In the CNS, Wallerian‐like degeneration occurs following focal axonal damage, but the regenerative process is markedly curtailed. The mapping of degenerated, distal neuronal fibers following damage is used to help define the site(s) of lesions in the CNS, particularly in the brainstem and spinal cord (see Figure 4.5 for a depiction of spinal cord histologic sectioning that can assist in mapping out the precise site of focal CNS lesions.). Thus, in a pathology report, if degeneration is only described in fibers in sensory (afferent) white matter pathways cranial to C₆, and only in motor (efferent) fibers caudal to C₆, then a focal lesion at C₆ is most likely present. However, if afferent and efferent fiber degeneration is present in the T₁₀ segment, there must be at least one lesion cranial to T₁₀ and one lesion caudal to T₁₀, or diffuse degeneration of neuronal fibers‐QED.

With many metabolic, toxic, and nutritional insults, axons may undergo degenerative changes that are often recognized as swelling. Such swollen axons, or spheroids, can be prominent in particular nuclear regions where neuroaxonal dystrophy is occurring. This process is common in some nutritional diseases and intoxications, and in certain hereditary disorders; it also occurs during the aging process.

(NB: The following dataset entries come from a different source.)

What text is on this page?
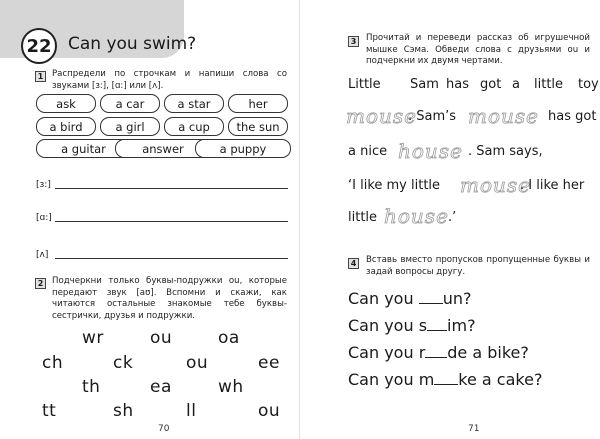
22 Can you swim?
1	Распредели по строчкам и напиши слова со звуками [ɜ:], [ɑ:] или [ʌ].
ask	a car	a star	her
a bird	a girl	a cup	the sun
a guitar	answer	a puppy
[ɜ:]
[ɑ:]
[ʌ]
2	Подчеркни только буквы-подружки ou, которые передают звук [aʊ]. Вспомни и скажи, как читаются остальные знакомые тебе буквы-сестрички, друзья и подружки.
wr	ou	oa
ch	ck	ou	ee
th	ea	wh
tt	sh	ll	ou
70
3	Прочитай и переведи рассказ об игрушечной мышке Сэма. Обведи слова с друзьями ou и подчеркни их двумя чертами.
Little Sam has got a little toy
mouse
. Sam’s mouse has got
a nice house . Sam says,
‘I like my little mouse
. I like her
little house .’
4	Вставь вместо пропусков пропущенные буквы и задай вопросы другу.
Can you un?
Can you s im?
Can you r de a bike?
Can you m ke a cake?
71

Accumulation of pigments containing iron and calcium in and especially around neurons and blood vessels may indicate a previous influx of blood pigments to the area. Such pigmentations occur with aging, along with often spectacular intraneuronal accumulation of lipofuscin: the aging or wear and tear pigment. Accumulation of specific lysosomal products is the hallmark of the inherited lysosomal storage diseases as well as a few intoxications mimicking these enzyme deficiencies.

Axonal swellings (spheroids) and pigment accumulations (mainly lipofuscin) can be prominent in basal nuclear regions, the medulla oblongata, and intermediate zone of spinal gray matter of aged animals. Effete, or worn‐out, cells tend to accumulate at subependymal sites, particularly adjacent to the rostral ventricles. These changes are often accompanied by mineral and iron deposits near vessels in older patients making cautious histopathological interpretation necessary.